At the pace we were going, the class showed signs of weariness in week 5 and officially hit the wall this past week. The instructors eased up on us in exercises this week, and gave us a pseudo free day to recharge yesterday.
The week was about assessing where we were and covering MapReduce, Big Data, Flask and to think about projects. It may not sound like they eased up on us but they did.
They gave us a practice exercise the Friday of week 5 to do individually. The data was from a company’s click rate on an advertisement based on user and location and our goal was to recommend locations to target for future advertisements. The data was in a pretty messy state across multiple tables so not surprising it took us several hours just to clean and load which was pretty frustrating but very real world. The rest of the time we analyzed the data and applied models to come up with recommendations.
On Monday, we were given an hour exam which was about solving small sample coding problems that covered several topics we’ve gone over so far. After both assessments, we met with the instructors to go over how things were going and determine where we should focus our studies for the remainder of the course. The assessments were tough to go through but they did help give us an understanding of how we were progressing.
MapReduce, Hadoop & EMR
MapReduce definitely seems so simple at first blush and yet can be devilishly difficult. This technique is really for handling large amounts of information which makes it a valuable tool for Big Data. You apply some type of change and/or combine data across large datasets and then reduce (consolidate) down the data for the results. I’ve been trying to think of a simple example to explain this concept and finding one is challenging to do simply and quickly. But what the heck, here goes…
Consider a dataset that has 1M rows and there were only two columns that had id numbers in them. There can be multiple occurrences of the same id in either column and the each row represents connections like followers on Twitter. You would use a map function to officially group each row of ids and pass them one at a time to the reduce function. The reduce function condenses multiple occurrences of the same id on the left side of the group and makes it a key. Then you can have the function condense down all the values that would have been on the right side of that key id and make those ids a list of values associated to the key id.
Example Map List:
- A B
- A C
- A Z
- A W
- A: [B, C, Z, W]
This is a really simplified example and not only can you make the functions more complex in processing results, you can run the data through multiple MapReduce functions in a stream to further adjust the data. MapReduce would be used in a case like generating Twitter’s recommended people you should follow. It’s a lot of data to go through for a result that is calculated regularly and needs to be produced quickly.
MapReduce is an optimized model for Big Data and Hadoop is the framework of choice to run the model on because of its ability to handle processing large datasets. In class, we used MrJobs, a Python library, to write MapReduce programs, and we also worked with Hive which is a data warehouse that sits on top of Hadoop and enables querying and running analysis with SQL. There are many other tools like Pig that we could have practiced using but what we covered still hit the core concepts.

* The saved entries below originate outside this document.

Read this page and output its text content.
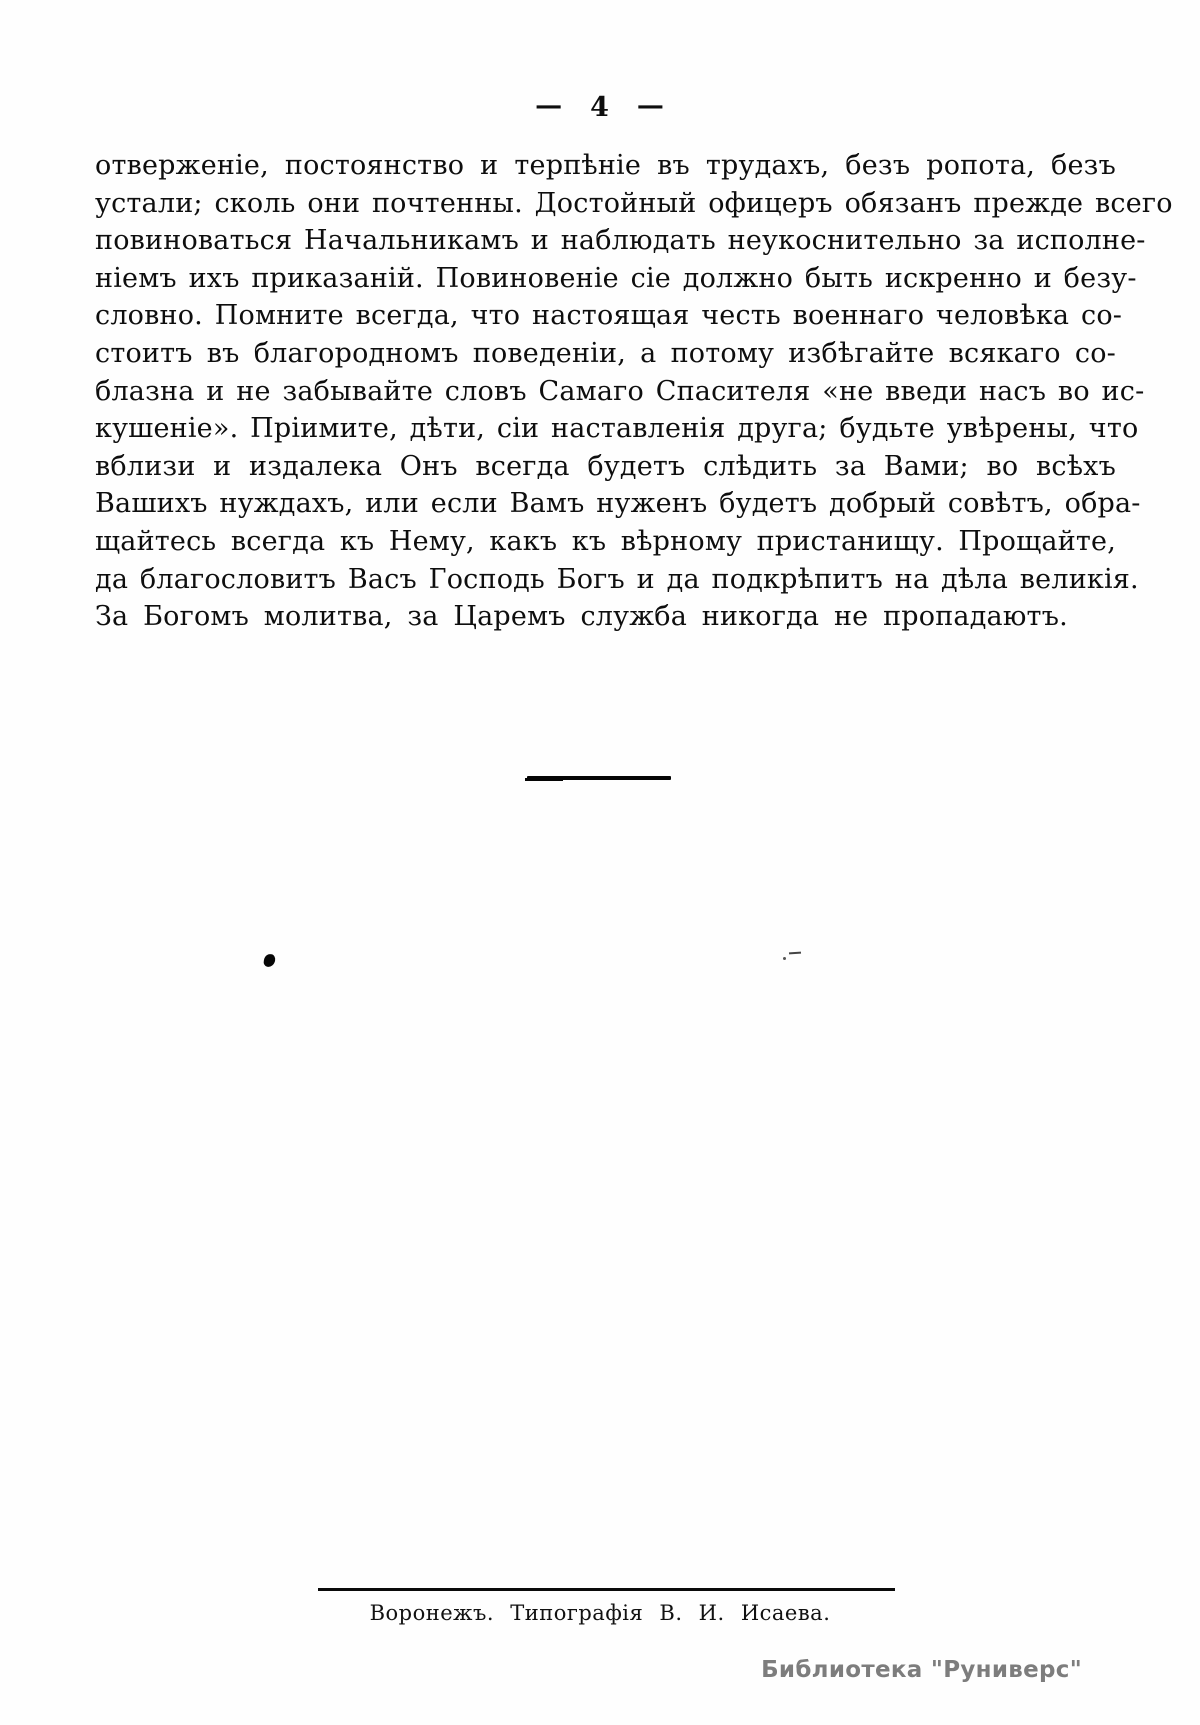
— 4 —
отверженіе, постоянство и терпѣніе въ трудахъ, безъ ропота, безъ
устали; сколь они почтенны. Достойный офицеръ обязанъ прежде всего
повиноваться Начальникамъ и наблюдать неукоснительно за исполне-
ніемъ ихъ приказаній. Повиновеніе сіе должно быть искренно и безу-
словно. Помните всегда, что настоящая честь военнаго человѣка со-
стоитъ въ благородномъ поведеніи, а потому избѣгайте всякаго со-
блазна и не забывайте словъ Самаго Спасителя «не введи насъ во ис-
кушеніе». Пріимите, дѣти, сіи наставленія друга; будьте увѣрены, что
вблизи и издалека Онъ всегда будетъ слѣдить за Вами; во всѣхъ
Вашихъ нуждахъ, или если Вамъ нуженъ будетъ добрый совѣтъ, обра-
щайтесь всегда къ Нему, какъ къ вѣрному пристанищу. Прощайте,
да благословитъ Васъ Господь Богъ и да подкрѣпитъ на дѣла великія.
За Богомъ молитва, за Царемъ служба никогда не пропадаютъ.
Воронежъ. Типографія В. И. Исаева.
Библиотека "Руниверс"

Additionally, we learned how to setup an Amazon EC2 instance which is a virtual computer that you can use to run programs. Its great if you want to train models that can take several hours or longer to run (especially if you want to do several at once). It will free up your local computer for shorter term activities. More specifically regarding MapReduce, we learned how to use Amazon EMR (Elastic MapReduce), which allows you to spin up a remote Hadoop cluster to run these types of jobs. You can even do distributed computing to share the work load across multiple virtual computers on Amazon, but it can cost money depending on your processing needs.
We spent a day in class learning Flask (Python web framework for anyone who hasn’t read this blog before). There are students who plan to build data products and typically those are distributed online.

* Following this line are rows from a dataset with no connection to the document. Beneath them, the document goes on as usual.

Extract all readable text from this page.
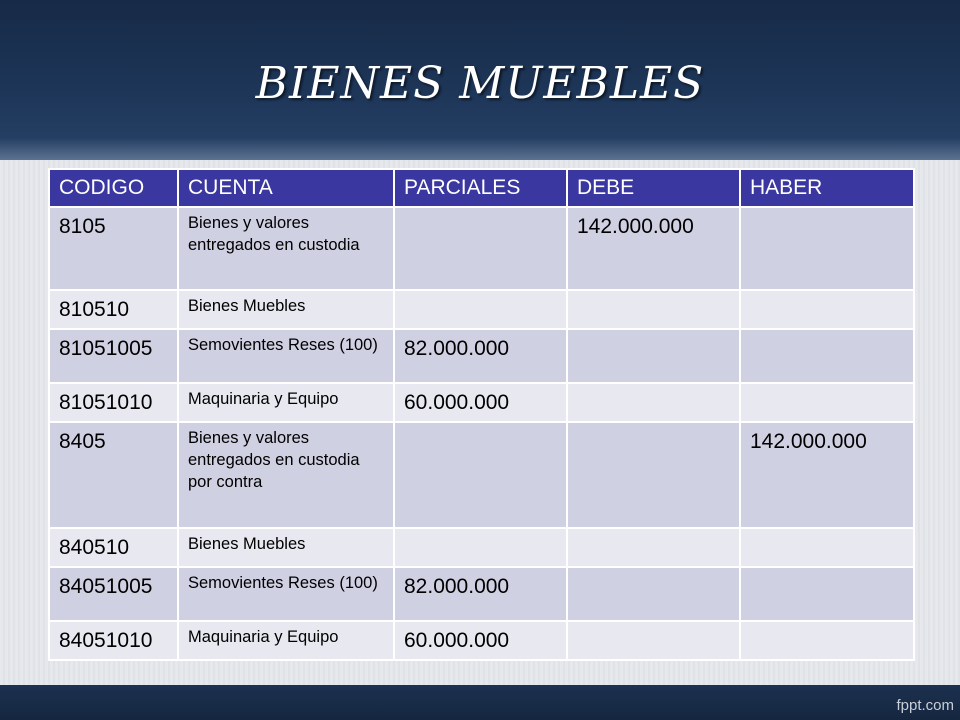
BIENES MUEBLES
CODIGO	CUENTA	PARCIALES	DEBE	HABER
8105	Bienes y valores entregados en custodia		142.000.000	
810510	Bienes Muebles			
81051005	Semovientes Reses (100)	82.000.000		
81051010	Maquinaria y Equipo	60.000.000		
8405	Bienes y valores entregados en custodia por contra			142.000.000
840510	Bienes Muebles			
84051005	Semovientes Reses (100)	82.000.000		
84051010	Maquinaria y Equipo	60.000.000		
fppt.com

To clarify what a data product is, Google is an example. There is an interface where based on the user interaction, stuff is done on the backend to provide data in some type of format for you. Zivi, one of the women in my Hackbright class, created Flattest Route which is a great example of a data product. Users input where they are and are going to and the site generate and produce the flattest route to get between those points.
So we went over Flask because it’s a simpler framework to pick up if you are putting something online. It can still be a bit tough for only looking at it in a day if you don’t have experience with frameworks, but the instructors plan to give support as needed through our projects.
During our pseudo free day, we researched our projects because we will be submitting top project ideas on Monday morning. The rest of next week we will work on fleshing out our project ideas while also learning more complex machine learning algorithms (e.g. Random Forest).
Even though we were all worn out and tried to take it a little easy, it was still an interesting and busy week regarding content.